Cancer Research UK’s income fell by £74m 

22 Jul 2021 News

Cancer Research UK Race for Life At Home participant

Cancer Research UK (CRUK)’s income fell by £74m to £582m during the pandemic, but this is less than it was expecting and its chief executive says she is now “cautiously optimistic”.  

The charity published its annual report and accounts for the financial year ending 31 March 2021 yesterday, which set out the impact of the pandemic and the measures the charity took to reduce its costs and open up new funding streams. 

CRUK has reforecast its anticipated financial loss over three years from £300m to £250m. It also made fewer redundancies than it had first expected.

Michelle Mitchell, chief executive of CRUK, said: “We were forced to take difficult emergency measures at the start of the pandemic to ensure our financial stability and buy us the time to put a plan in place for how we would recover from the pandemic. This agility, unity and the collective strength displayed by our wonderful staff, supporters and volunteers throughout this time, has been admirable. 

“I remain cautiously optimistic for the future. The past year proves the value of investing in the long term in the highest quality discovery science and medical research, and what can be achieved through collaboration.”


The main reason for the drop in income was the closure of its charity shops and cancellation of fundraising events. 

Retail income for 2020-21 was £39.7m, down from £90.5m the previous year. Event income was £22.6m in 2020-21, significantly less than the £156m in 2019-20.

However, legacy income rose by 16% compared to the previous year. In 2020-21 it reached £213m, and “outperformed our expectations in the year”, the report says. 

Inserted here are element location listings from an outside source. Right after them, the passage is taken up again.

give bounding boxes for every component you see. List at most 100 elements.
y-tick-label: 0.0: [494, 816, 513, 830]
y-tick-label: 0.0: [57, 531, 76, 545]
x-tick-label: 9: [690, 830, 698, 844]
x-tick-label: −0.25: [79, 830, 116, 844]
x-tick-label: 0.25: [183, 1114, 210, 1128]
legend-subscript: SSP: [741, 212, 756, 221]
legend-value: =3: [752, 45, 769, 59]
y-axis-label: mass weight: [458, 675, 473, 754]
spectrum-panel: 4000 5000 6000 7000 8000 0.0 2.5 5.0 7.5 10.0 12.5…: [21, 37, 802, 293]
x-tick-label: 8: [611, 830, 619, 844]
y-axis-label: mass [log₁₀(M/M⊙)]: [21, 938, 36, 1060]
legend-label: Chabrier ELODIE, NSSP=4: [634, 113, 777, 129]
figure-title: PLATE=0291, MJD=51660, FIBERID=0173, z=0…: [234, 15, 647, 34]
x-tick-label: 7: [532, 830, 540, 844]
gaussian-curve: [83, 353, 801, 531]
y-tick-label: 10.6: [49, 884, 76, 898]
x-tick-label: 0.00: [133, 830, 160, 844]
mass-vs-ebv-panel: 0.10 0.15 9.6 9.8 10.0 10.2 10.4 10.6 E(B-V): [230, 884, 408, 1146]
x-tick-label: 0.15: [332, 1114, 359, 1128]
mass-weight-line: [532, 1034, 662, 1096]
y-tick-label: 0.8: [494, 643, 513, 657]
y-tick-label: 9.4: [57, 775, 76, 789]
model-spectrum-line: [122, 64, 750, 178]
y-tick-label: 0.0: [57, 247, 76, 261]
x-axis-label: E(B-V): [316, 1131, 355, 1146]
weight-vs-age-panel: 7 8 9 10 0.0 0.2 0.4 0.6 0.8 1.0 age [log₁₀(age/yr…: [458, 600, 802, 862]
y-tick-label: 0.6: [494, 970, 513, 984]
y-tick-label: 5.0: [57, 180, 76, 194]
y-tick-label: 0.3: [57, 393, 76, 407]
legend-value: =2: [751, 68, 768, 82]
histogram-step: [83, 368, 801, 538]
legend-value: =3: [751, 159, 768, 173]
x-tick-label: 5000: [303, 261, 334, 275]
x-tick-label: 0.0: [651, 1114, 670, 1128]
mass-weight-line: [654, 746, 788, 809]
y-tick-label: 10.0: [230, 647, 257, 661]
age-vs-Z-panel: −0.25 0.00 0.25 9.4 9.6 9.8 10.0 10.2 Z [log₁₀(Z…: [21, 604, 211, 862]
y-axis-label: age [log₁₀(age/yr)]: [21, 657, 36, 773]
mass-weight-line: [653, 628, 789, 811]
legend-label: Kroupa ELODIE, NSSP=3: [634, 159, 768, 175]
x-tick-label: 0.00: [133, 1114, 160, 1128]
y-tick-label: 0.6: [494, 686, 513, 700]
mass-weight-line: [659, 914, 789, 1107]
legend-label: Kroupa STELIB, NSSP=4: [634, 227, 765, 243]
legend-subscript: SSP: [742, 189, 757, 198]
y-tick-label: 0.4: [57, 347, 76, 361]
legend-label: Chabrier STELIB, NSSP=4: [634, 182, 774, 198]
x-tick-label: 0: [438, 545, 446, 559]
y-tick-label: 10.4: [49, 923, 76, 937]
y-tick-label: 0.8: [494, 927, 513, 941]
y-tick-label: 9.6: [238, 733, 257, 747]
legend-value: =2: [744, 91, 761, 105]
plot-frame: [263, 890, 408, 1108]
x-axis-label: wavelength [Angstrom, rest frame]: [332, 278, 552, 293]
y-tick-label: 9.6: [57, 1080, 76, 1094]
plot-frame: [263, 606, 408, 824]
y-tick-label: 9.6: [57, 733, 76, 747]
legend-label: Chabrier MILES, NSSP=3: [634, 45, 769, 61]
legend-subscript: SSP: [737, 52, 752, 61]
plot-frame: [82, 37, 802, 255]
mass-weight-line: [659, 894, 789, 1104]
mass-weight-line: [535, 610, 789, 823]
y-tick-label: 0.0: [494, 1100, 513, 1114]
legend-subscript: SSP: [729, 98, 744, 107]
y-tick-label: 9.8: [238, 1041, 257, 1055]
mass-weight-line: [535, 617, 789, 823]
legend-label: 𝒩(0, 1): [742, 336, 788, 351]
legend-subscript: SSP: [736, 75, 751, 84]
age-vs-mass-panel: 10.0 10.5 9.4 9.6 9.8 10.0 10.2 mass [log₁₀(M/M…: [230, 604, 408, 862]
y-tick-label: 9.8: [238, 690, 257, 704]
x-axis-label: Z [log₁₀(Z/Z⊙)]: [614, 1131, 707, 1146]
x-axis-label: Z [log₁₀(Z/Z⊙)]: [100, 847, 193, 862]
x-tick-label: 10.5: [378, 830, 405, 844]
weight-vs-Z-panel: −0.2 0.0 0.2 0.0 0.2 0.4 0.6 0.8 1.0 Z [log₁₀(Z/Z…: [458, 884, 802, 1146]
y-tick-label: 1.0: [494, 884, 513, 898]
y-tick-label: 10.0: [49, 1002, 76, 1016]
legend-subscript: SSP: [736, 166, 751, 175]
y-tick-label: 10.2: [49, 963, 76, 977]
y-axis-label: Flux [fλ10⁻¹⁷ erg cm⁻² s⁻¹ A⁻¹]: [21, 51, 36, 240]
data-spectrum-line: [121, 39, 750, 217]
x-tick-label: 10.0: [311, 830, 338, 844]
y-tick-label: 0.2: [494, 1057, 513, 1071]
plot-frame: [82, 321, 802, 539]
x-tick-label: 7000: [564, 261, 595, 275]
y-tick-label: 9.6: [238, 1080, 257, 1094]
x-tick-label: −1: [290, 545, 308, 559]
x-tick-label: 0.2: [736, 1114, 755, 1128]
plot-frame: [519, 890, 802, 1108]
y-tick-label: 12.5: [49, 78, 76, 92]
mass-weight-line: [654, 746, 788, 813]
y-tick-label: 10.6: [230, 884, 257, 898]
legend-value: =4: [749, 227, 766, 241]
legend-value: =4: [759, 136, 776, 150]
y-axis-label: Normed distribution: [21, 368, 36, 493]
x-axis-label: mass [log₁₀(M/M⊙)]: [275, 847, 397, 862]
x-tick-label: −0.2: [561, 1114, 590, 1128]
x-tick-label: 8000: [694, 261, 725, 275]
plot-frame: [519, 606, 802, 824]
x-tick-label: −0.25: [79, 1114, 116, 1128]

This was partly because the charity was able to process more legacy notifications than it expected because HM Courts & Tribunal Services had worked through a known backlog.

Income from donations was relatively stable at £186m (2020: £190m). 

Virtual fundraising 

Two urgent appeals raised a combined total of £8m, while people carrying out fundraising activities at home and in their community raised another £8m.

More than 100,000 supporters took part in one of CRUK’s new virtual fundraising challenges, such as Walk All Over Cancer, Cycle 300 and Marathon Month, raising over £20m.

Some 87,000 people created fundraising pages using Facebook charitable giving tools, raising almost £10m, nearly half of which was connected to the virtual challenge events.

Meanwhile, CRUK says that virtual mass participation events, such as its Race for Life at Home, raised £15m. 

“This is a reduction of 70% on the £48m in the previous year, and £25m less than last year’s Race for Life, it was an outstanding result given the circumstances,” the accounts say. 

Government coronavirus support 

During 2020-21 CRUK received £14.2m via the government’s job retention scheme. It also received £900,000 in discretionary grants from local authorities and £700,000 in retail, leisure and hospitality grants. 

As part of the charity’s cost-reduction plan it furloughed nearly 70% of its staff for part of the year. 

It also moved all staff to working 80% of their time for part of the year. 

The executive board team saw a 20% reduction in salaries for five months from April to August 2020 inclusive. This was applied to all staff for four months from May to August 2020 inclusive.

Fewer redundancies than projected

Last year CRUK said it anticipated making between 295 and 345 people redundant to help it save money, however this year’s accounts report that fewer than 200 redundancies were made. 

The annual report says this was partly down to “vacancy management”. 

Total headcount fell from 4,607 to 4,386. The accounts show that £1.3m was spent on termination payments.